PhD candidate Emily explains how new Engineering building will transform Bendigo campus and community

It’s official: the Bendigo Campus’ brand-spanking-new Engineering and Technology Building is open!

Okay, okay… those of you on campus this Semester will know it’s been up-and-running for a little while now.

But on Friday, leaders from the University, state and federal MPs and industry representatives all gave the state-of-the-art facility their tick of approval (not to mention unveiled the all-important ceremonial plaque!) at an official ribbon-cutting.

Pomp and ceremony aside, the real story here is the advantage this building will give students like you, who may be aspiring scientists and engineers.

Take Emily Goode, for example: the Engineering PhD candidate is already using the ET Building’s resources for her research into Water Sensitive Urban Design Analysis.

Let her explain how the new facility is a game-changer for Bendigo.

Connecting with community – and each other – makes our graduates Career Ready

The ET Building locates all sorts of different disciplines under the one roof.

“That allows students to start mingling with other year levels, and really build a comradeship with those older students and lecturers,” Emily says, expecting new students will use the opportunity to find mentors in their chosen field.

“By building relationships with each other and with industry before we graduate, we can increase our employability and the movement of ideas into the community.”

By bringing together all those expertise, imagine the innovations that are bound to occur!

“Growth in the community and society starts with a growth in knowledge, and as part of that, we need to make sure that the equipment we’re using is up to industry standards,” Emily says.

And because the ET Building’s technology is top-notch, potential employers know La Trobe graduates are entering the workforce armed with the most up-to-date knowledge possible.

Emily is also full of praise to the staff she’s worked alongside.

“I had the benefit of being mentored by lots of female lecturers during my undergraduate years, particularly my supervisor, Dr Bandita Mainali.”

Academics can put theory into practice inside their classrooms

On top of her PhD research, Emily is also teaching Engineering subjects at La Trobe.

Fortunately, the building’s workshops are full of equipment that gives students the hands-on experience she believes is critical for learning.

“It’s one thing for me to explain buoyancy and pressure in a classroom, it’s another when I can show a student how that happens with the equipment,” she says.

“Tell someone something, they’ll forget it.

“If you give them hands-on experience, they’ll remember it.”

Primary and secondary students get up-close look at STEM studies

She’s also passionate about getting younger people excited about science, technology, engineering and maths (STEM) subjects.

In fact, Emily counts herself lucky that her high school offered VCE Physics, where she was introduced to the idea of Engineering.

That’s why she’s excited that the building’s third floor is home to the Bendigo Tech School, which offers STEM learning opportunities to local school students.

“When the primary students and high schoolers are walking around the facilities, they actively see people at university working in these STEM subjects and see the practical application,” Emily says.

“This really opens doors to the next generation of high schoolers and to our engineers that are coming through.”

There’s real benefits to the local community

Emily’s research is already making a difference to people in Bendigo – and around the world.

During her Honours year, Emily developed a system whereby water providers could detect which of their pipes needed replacing, and in what order.

The project has been rolled out at local utility provider Coliban Water.

“Most of our pipes went in around the late 1960s, early 1970s, so we’re reaching that 60-year point (when they need replacing),” she says.

“Based on how they were performing in certain areas, and when they were put in, we could estimate when they’d break down – so we could prioritise which pipes were replaced.”

Even her PhD has real-life applications in the world directly outside the ET Building.

Emily is investigating how water management can be done in a way that is not just technologically simple, but socially and economically beneficial.

“Traditionally, water management for engineers has been, ‘Let’s remove the water as quickly as possible’,” Emily says.

“But we should value the social benefits too.”

She points to nearby Kennington Reservoir, just one kilometre from the Campus, as one example of a water management tool that’s bringing people together through its natural habitat setting and walking trails.

Another plus?
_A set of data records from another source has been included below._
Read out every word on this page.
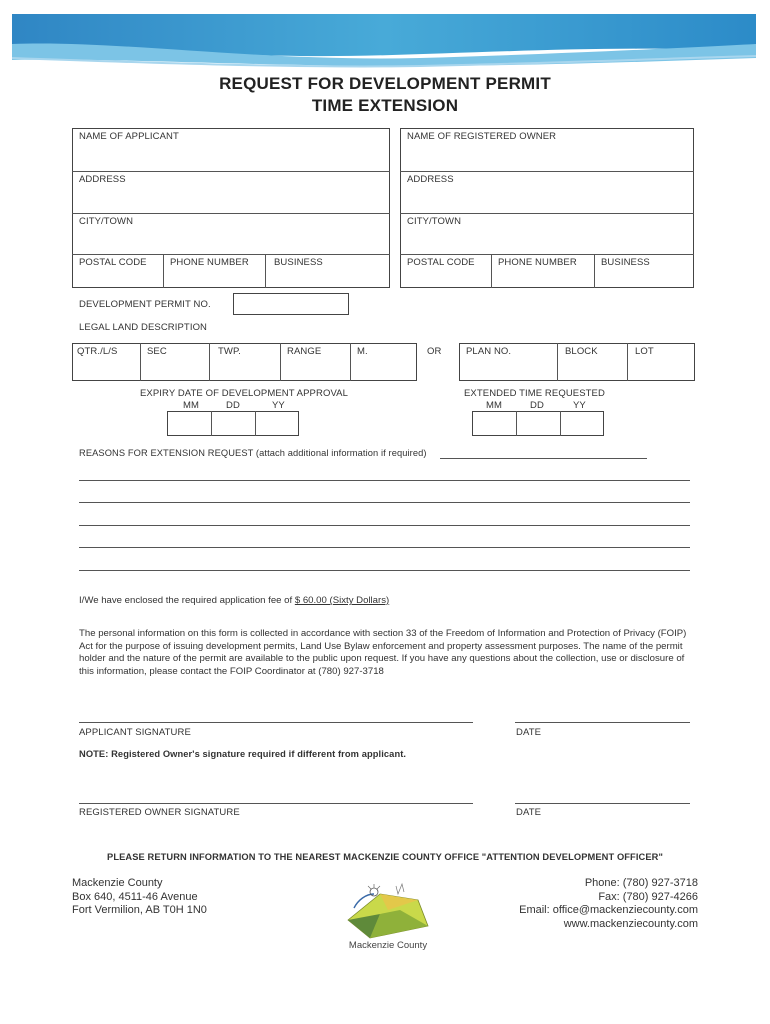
REQUEST FOR DEVELOPMENT PERMIT
TIME EXTENSION
NAME OF APPLICANT
ADDRESS
CITY/TOWN
POSTAL CODE PHONE NUMBER	BUSINESS
NAME OF REGISTERED OWNER
ADDRESS
CITY/TOWN
POSTAL CODE PHONE NUMBER	BUSINESS
DEVELOPMENT PERMIT NO.
LEGAL LAND DESCRIPTION
QTR./L/S	SEC	TWP.	RANGE	M.	OR	PLAN NO.	BLOCK	LOT
EXPIRY DATE OF DEVELOPMENT APPROVAL
MM	DD	YY
EXTENDED TIME REQUESTED
MM	DD	YY
REASONS FOR EXTENSION REQUEST (attach additional information if required)
I/We have enclosed the required application fee of $ 60.00 (Sixty Dollars)
The personal information on this form is collected in accordance with section 33 of the Freedom of Information and Protection of Privacy (FOIP) Act for the purpose of issuing development permits, Land Use Bylaw enforcement and property assessment purposes. The name of the permit holder and the nature of the permit are available to the public upon request. If you have any questions about the collection, use or disclosure of this information, please contact the FOIP Coordinator at (780) 927-3718
APPLICANT SIGNATURE	DATE
NOTE: Registered Owner's signature required if different from applicant.
REGISTERED OWNER SIGNATURE	DATE
PLEASE RETURN INFORMATION TO THE NEAREST MACKENZIE COUNTY OFFICE "ATTENTION DEVELOPMENT OFFICER"
Mackenzie County
Box 640, 4511-46 Avenue
Fort Vermilion, AB T0H 1N0
Mackenzie County
Phone: (780) 927-3718
Fax: (780) 927-4266
Email: office@mackenziecounty.com
www.mackenziecounty.com
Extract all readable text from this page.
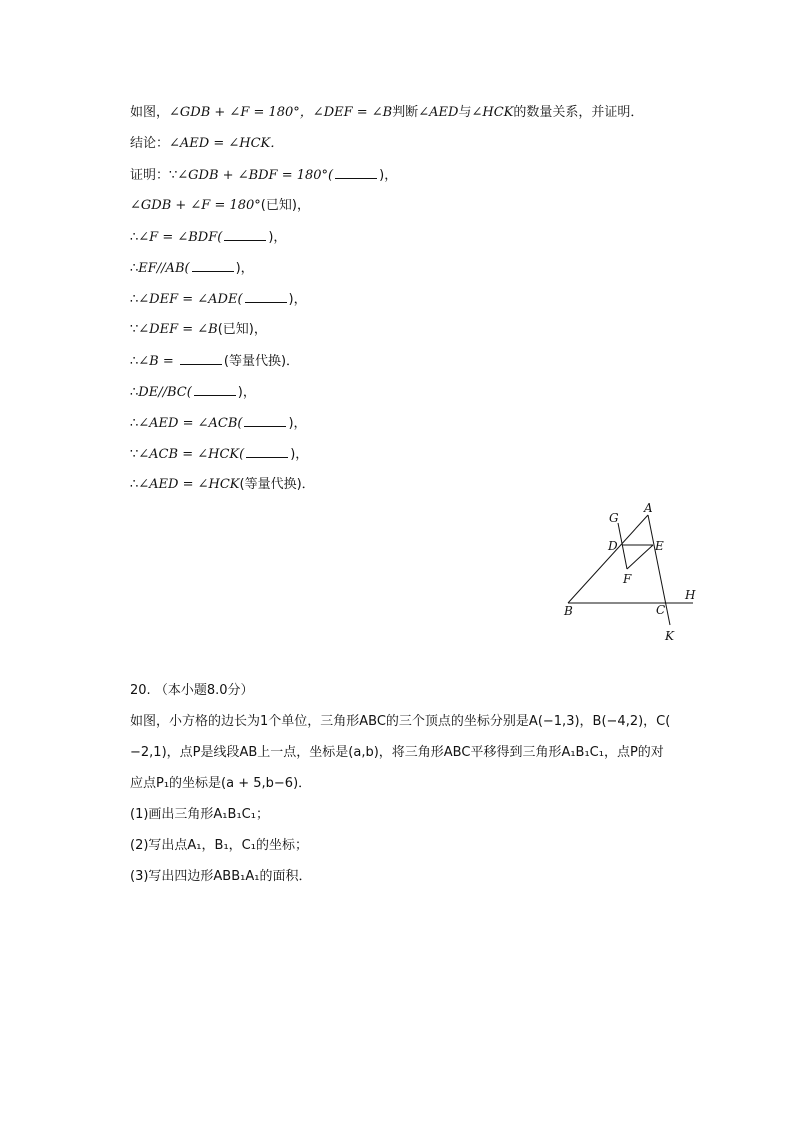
如图，∠GDB + ∠F = 180°，∠DEF = ∠B判断∠AED与∠HCK的数量关系，并证明．
结论：∠AED = ∠HCK．
证明：∵∠GDB + ∠BDF = 180°(	)，
∠GDB + ∠F = 180°(已知)，
∴∠F = ∠BDF(	)，
∴EF//AB(	)，
∴∠DEF = ∠ADE(	)，
∵∠DEF = ∠B(已知)，
∴∠B =	(等量代换)．
∴DE//BC(	)，
∴∠AED = ∠ACB(	)，
∵∠ACB = ∠HCK(	)，
∴∠AED = ∠HCK(等量代换)．
G
A
D	E
F
B	C
H
K
20. （本小题8.0分）
如图，小方格的边长为1个单位，三角形ABC的三个顶点的坐标分别是A(−1,3)，B(−4,2)，C(
−2,1)，点P是线段AB上一点，坐标是(a,b)，将三角形ABC平移得到三角形A₁B₁C₁，点P的对
应点P₁的坐标是(a + 5,b−6)．
(1)画出三角形A₁B₁C₁；
(2)写出点A₁，B₁，C₁的坐标；
(3)写出四边形ABB₁A₁的面积．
This technology is cheap, so it can be replicated around the world in areas that need it most.

About the building:

  • Contemporary four-storey glass and steel structure inspired by the nature of the courses to be taught within.
  • Features include a strong wall and floor space, that allows civil engineering students to conduct multi-axis structure testing for simulating real-world loading scenarios; as well as a 15 metre high vertical, dynamic storage system that arranges itself to maximise efficiency by detecting the highest items on each shelf.
  • State-of-the-art teaching spaces, academic workspace accommodation, and high-tech laboratories equipped for experiments in manufacturing and industrial engineering, advanced materials, civil engineering, and robotics.
  • The third floor of the building is home to the state government-funded Bendigo Tech School.